Kepemimpinan kharismatik akan ideal ketika penerapannya diimbangi dengan pemahaman dan kesadaran pemimpin akan norma dan etika yang berlaku di masyarakat. Tanpa hal tersebut, kepemimpinan yang diterapkan akan menimbulkan keresahan pada sebagian masyarakat, konflik bahkan pertikaian. Apalagi jika pengikut mempunyai tingkat fanatisme yang tinggi. Maka siapapun yang berseberangan dengan visi pemimpinnya akan dianggap sebagai musuh yang perlu diperangi.

Di samping itu, jika tipe kepemimpinan tersebut diimplementasikan dalam organisasi, maka perlu disesuaikan dengan budaya yang ada.

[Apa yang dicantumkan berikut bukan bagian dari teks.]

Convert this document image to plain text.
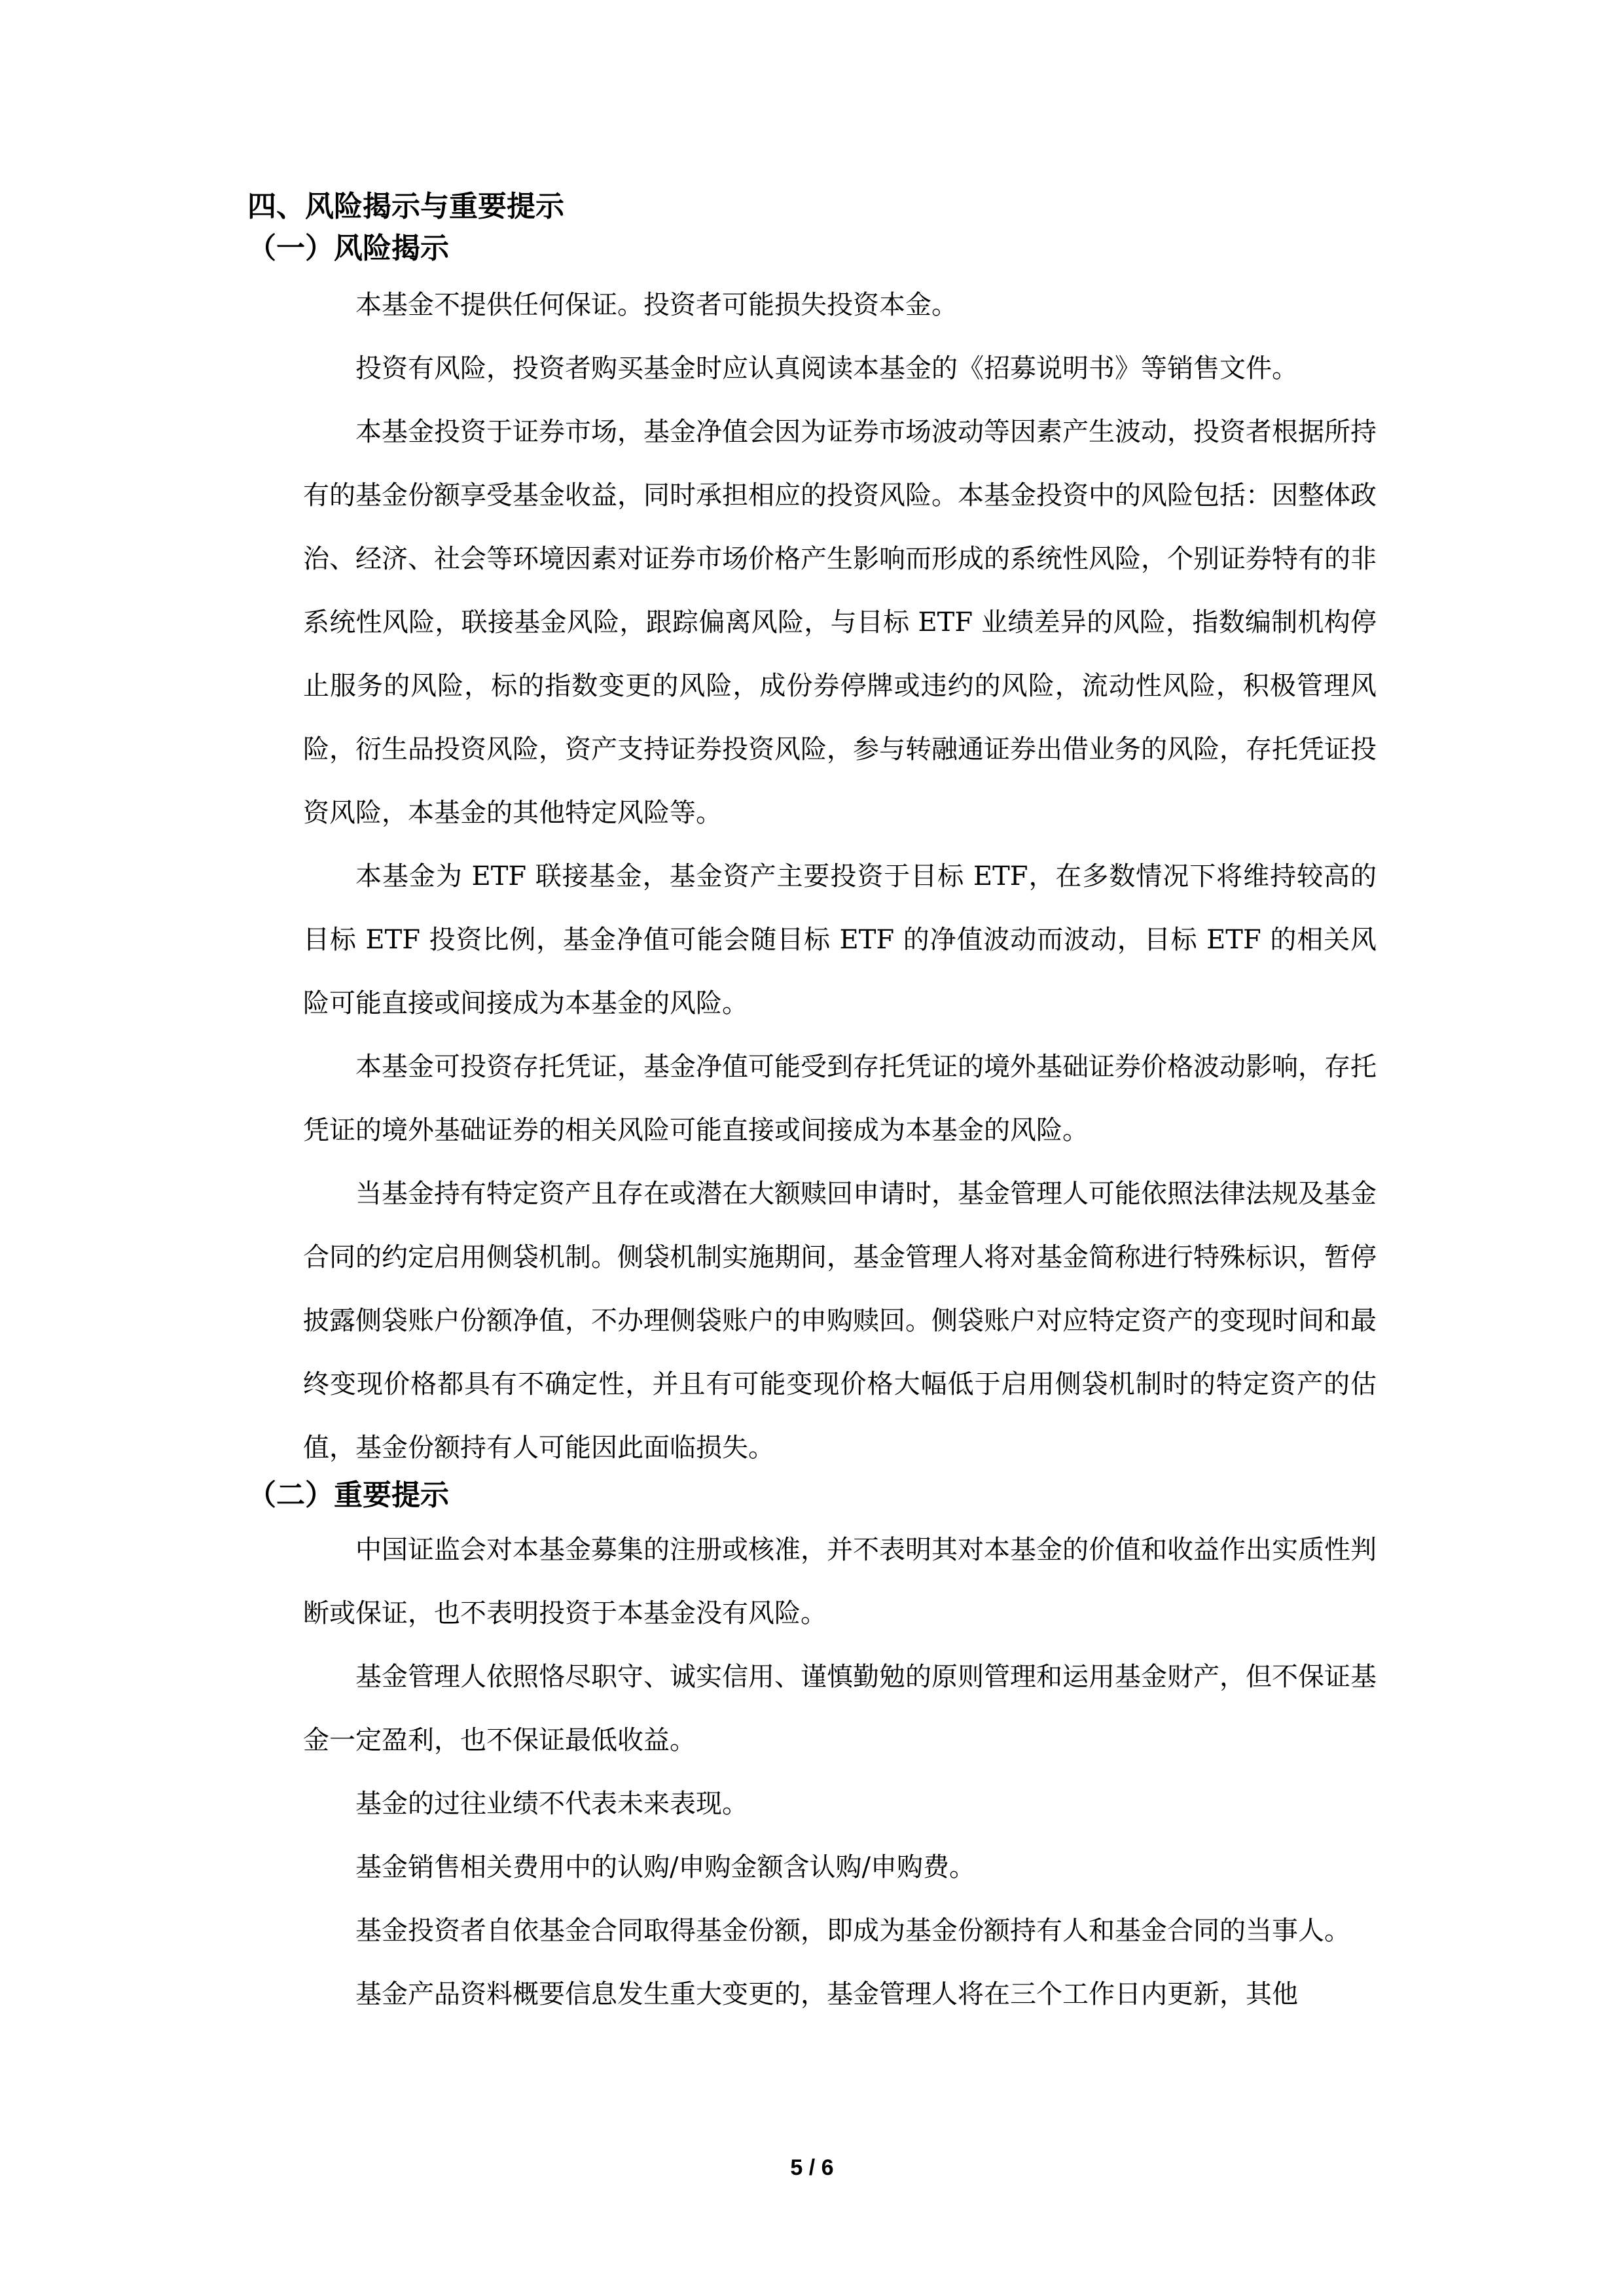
四、风险揭示与重要提示
（一）风险揭示

本基金不提供任何保证。投资者可能损失投资本金。

投资有风险，投资者购买基金时应认真阅读本基金的《招募说明书》等销售文件。

本基金投资于证券市场，基金净值会因为证券市场波动等因素产生波动，投资者根据所持有的基金份额享受基金收益，同时承担相应的投资风险。本基金投资中的风险包括：因整体政治、经济、社会等环境因素对证券市场价格产生影响而形成的系统性风险，个别证券特有的非系统性风险，联接基金风险，跟踪偏离风险，与目标 ETF 业绩差异的风险，指数编制机构停止服务的风险，标的指数变更的风险，成份券停牌或违约的风险，流动性风险，积极管理风险，衍生品投资风险，资产支持证券投资风险，参与转融通证券出借业务的风险，存托凭证投资风险，本基金的其他特定风险等。

本基金为 ETF 联接基金，基金资产主要投资于目标 ETF，在多数情况下将维持较高的目标 ETF 投资比例，基金净值可能会随目标 ETF 的净值波动而波动，目标 ETF 的相关风险可能直接或间接成为本基金的风险。

本基金可投资存托凭证，基金净值可能受到存托凭证的境外基础证券价格波动影响，存托凭证的境外基础证券的相关风险可能直接或间接成为本基金的风险。

当基金持有特定资产且存在或潜在大额赎回申请时，基金管理人可能依照法律法规及基金合同的约定启用侧袋机制。侧袋机制实施期间，基金管理人将对基金简称进行特殊标识，暂停披露侧袋账户份额净值，不办理侧袋账户的申购赎回。侧袋账户对应特定资产的变现时间和最终变现价格都具有不确定性，并且有可能变现价格大幅低于启用侧袋机制时的特定资产的估值，基金份额持有人可能因此面临损失。

（二）重要提示

中国证监会对本基金募集的注册或核准，并不表明其对本基金的价值和收益作出实质性判断或保证，也不表明投资于本基金没有风险。

基金管理人依照恪尽职守、诚实信用、谨慎勤勉的原则管理和运用基金财产，但不保证基金一定盈利，也不保证最低收益。

基金的过往业绩不代表未来表现。

基金销售相关费用中的认购/申购金额含认购/申购费。

基金投资者自依基金合同取得基金份额，即成为基金份额持有人和基金合同的当事人。

基金产品资料概要信息发生重大变更的，基金管理人将在三个工作日内更新，其他

5 / 6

Penerapan tipe kepemimpinan apapun akan efektif ketika disesuaikan dengan budaya organisasi. Budaya merupakan tata nilai yang menjadi daya hidup organisasi. Semakin sesuai dengan budaya, tingkat keefektifan tipe kepemimpinan akan lebih tinggi dibandingkan dengan tipe yang berseberangan dengan budaya yang ada.

Agar ideal, unsur kharismatik perlu diimbangi dengan skill seorang pemimpin, yang meliputi conceptual skill, human skill dan technical skill dengan porsi yang berbeda. Hal tersebut tergantung pada tingkatan mana seorang pemimpin menduduki jabatannya. Pada pemimpin puncak unsur conceptual skill akan sangat dibutuhkan sedangkan pemimpin pada kelas menengah memerlukan keseimbangan antara tiga skill tersebut. Untuk pemimpin pada tingkatan bawah, maka technical skill mempunyai porsi yang lebih dibanding skill yang lain.